|
Hi,
What do you mean by overkill?
This HDFS has its limitation and does not locate the processing logic power?
I have no personal experience to this product
As per summarized:
Hadoop is an Apache Software Foundation distributed file system and data management project with goals for storing and managing large amounts of data. Hadoop uses a storage system called HDFS to connect commodity personal computers, known as nodes, contained within clusters over which data blocks are distributed. You can access and store the data blocks as one seamless file system using the MapReduce processing model.
HDFS shares many common features with other distributed file systems while supporting some important differences. One significant difference is HDFS's write-once-read-many model that relaxes concurrency control requirements, simplifies data coherency, and enables high-throughput access.
In order to provide an optimized data-access model, HDFS is designed to locate processing logic near the data rather than locating data near the application space.
It sounds promising.
|
|
|
|
|
Mercurius84 wrote: What do you mean by overkill...Hadoop is an Apache Software
Foundation distributed file system and data management project with goals for
storing and managing large amounts of data.
Your stated requirements do not meet the definition of "large amounts of data".
Let me give you some examples of large data
- 2000 transactions a second sustained with a expected lifetime of 7 years and a real time need of 6 to 18 months immediate availability. Each transaction has a 1k size.
- Each originator will produce several 100 meg downloads several times a month. Sizing must expect up to 10,000 originators with a lifetime of 5 years.
|
|
|
|
|
|
|
Hi Merc,
It just hit me when reading this post that your problem is similar to to the problem of splitting a large file into chunks. As an example if you have big archieve on disk and want to store it on removable devices e.g. floppy, cdrom or dvd.
In the old days we used ARJ to split a compressed file into a number of volumes (.arj, .a01, .a02, etc.). Each volume had a fixed maximum size e.g. 1.44 MB for a floppy.

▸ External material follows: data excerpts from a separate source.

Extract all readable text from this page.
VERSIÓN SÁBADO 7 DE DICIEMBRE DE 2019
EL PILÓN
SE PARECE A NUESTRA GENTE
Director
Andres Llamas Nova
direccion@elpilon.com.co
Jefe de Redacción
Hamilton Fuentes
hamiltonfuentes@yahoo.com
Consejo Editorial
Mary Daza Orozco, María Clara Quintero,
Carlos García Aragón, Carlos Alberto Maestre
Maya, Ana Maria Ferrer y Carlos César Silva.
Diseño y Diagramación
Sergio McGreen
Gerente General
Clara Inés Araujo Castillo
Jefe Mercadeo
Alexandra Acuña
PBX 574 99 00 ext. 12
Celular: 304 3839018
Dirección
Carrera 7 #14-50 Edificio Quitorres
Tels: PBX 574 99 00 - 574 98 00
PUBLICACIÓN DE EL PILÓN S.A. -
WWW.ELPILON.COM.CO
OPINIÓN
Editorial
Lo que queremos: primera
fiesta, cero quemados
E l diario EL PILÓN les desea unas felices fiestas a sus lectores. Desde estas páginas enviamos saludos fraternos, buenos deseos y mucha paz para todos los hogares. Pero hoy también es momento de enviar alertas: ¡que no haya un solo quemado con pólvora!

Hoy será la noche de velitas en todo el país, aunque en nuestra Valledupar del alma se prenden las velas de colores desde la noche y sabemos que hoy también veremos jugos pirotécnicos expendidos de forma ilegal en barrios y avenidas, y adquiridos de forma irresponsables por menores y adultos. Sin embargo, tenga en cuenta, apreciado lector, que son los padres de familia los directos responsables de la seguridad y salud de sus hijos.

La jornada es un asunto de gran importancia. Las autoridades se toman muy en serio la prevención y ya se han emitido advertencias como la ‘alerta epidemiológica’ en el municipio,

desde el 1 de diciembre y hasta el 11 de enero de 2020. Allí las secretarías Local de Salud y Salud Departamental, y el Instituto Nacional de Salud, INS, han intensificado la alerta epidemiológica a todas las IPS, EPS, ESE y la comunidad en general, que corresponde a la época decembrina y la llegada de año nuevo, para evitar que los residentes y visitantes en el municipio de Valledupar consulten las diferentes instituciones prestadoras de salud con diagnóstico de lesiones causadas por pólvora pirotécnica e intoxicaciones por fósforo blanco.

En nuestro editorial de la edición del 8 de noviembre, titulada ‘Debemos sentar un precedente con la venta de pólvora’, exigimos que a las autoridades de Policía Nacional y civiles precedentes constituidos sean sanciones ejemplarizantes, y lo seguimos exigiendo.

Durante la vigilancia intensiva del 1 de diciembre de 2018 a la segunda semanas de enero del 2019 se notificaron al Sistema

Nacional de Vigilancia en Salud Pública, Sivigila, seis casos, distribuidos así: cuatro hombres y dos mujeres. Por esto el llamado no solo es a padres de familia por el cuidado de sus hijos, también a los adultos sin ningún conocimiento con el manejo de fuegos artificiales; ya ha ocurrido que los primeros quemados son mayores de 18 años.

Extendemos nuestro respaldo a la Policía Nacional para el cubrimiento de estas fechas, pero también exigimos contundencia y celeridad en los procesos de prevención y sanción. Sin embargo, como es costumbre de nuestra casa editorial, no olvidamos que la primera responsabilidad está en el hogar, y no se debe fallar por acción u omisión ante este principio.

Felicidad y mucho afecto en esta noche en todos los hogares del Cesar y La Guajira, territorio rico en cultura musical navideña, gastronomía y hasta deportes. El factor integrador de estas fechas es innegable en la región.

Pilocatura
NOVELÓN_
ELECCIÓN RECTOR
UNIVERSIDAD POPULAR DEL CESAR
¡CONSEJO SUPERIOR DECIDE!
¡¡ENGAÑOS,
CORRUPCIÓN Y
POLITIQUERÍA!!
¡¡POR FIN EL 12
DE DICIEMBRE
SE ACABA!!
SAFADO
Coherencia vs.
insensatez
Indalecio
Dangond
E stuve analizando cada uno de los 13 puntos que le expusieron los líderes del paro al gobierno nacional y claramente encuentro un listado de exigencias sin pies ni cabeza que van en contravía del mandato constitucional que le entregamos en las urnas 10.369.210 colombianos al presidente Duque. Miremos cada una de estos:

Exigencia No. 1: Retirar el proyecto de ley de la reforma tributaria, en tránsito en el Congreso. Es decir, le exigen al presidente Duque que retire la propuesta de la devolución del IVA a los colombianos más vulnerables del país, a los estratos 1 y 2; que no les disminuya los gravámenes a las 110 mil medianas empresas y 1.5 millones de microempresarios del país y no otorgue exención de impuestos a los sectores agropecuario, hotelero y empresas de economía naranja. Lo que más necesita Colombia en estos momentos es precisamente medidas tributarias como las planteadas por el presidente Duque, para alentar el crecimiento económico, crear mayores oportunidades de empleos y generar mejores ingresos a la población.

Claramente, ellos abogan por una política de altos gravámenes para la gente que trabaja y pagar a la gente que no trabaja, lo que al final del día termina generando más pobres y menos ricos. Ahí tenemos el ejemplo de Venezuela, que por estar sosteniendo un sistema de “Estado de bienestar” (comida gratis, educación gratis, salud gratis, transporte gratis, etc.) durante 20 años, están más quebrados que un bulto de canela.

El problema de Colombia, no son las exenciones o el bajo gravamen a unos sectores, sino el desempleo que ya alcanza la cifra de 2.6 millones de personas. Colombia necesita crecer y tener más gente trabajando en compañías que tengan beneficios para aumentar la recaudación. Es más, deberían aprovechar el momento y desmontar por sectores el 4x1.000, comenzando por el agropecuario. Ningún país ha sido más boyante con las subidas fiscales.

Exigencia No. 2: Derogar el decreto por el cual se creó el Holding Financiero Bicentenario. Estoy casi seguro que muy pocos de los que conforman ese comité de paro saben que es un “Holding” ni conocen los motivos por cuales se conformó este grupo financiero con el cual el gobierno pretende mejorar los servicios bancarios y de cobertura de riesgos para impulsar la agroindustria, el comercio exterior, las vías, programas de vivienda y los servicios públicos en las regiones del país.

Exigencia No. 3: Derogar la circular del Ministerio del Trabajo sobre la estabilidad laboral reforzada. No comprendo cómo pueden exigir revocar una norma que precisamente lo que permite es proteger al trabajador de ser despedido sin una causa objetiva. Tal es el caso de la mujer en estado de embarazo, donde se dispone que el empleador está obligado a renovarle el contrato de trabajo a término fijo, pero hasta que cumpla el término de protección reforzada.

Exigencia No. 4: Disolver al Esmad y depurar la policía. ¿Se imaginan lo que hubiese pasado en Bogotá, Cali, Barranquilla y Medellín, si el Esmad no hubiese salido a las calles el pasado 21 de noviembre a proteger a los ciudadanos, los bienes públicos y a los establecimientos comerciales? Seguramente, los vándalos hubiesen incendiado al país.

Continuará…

A limitation was that you could not add/remove stuff from .a02 without breaking the big file, so if you need to do this, splitting big files into compressed volumes might not be your solution.
If you want to play with this approach you can use rar. According to http://acritum.com/software/manuals/winrar/html/helparcvolumes.htm[^] this feature is called multivolume archieves.
Kind Regards,
Keld Ølykke
|
|
|
|
|
Many thanks.
But this process only works at the end of the document status.
I do not think it would be able to append more files after been compressed and segmented the files
I have a requirement too, which additional files can be added to after the above compression and segmentation.
|
|
|
|
|
Normally, I don't think further modification of the multi-volume is possible, but I don't have the insight to tell you so. There might be one archive tool that can do it.
Kind Regards,
Keld Ølykke
|
|
|
|
|
Mercurius84 wrote: I just want to compress the files and package them into one container for a configurable size.
Windows has compressed drives. Pretty sure every major OS does as well.
However your requirements still don't meet that need. Again your requirements don't require a specialized system. Current file systems are more than capable of handling that trivial amount of data.
|
|
|
|
|
Yes,
However, we need to further shrinking down the file size and better file handling.
Instead of OS handling.
|
|
|
|
|
Mercurius84 wrote: However, we need to further shrinking down the file size and better file
handling.
And you base that on what exactly?
What is your criteria? What is your desired improvement? How did you measure the criteria using the file system.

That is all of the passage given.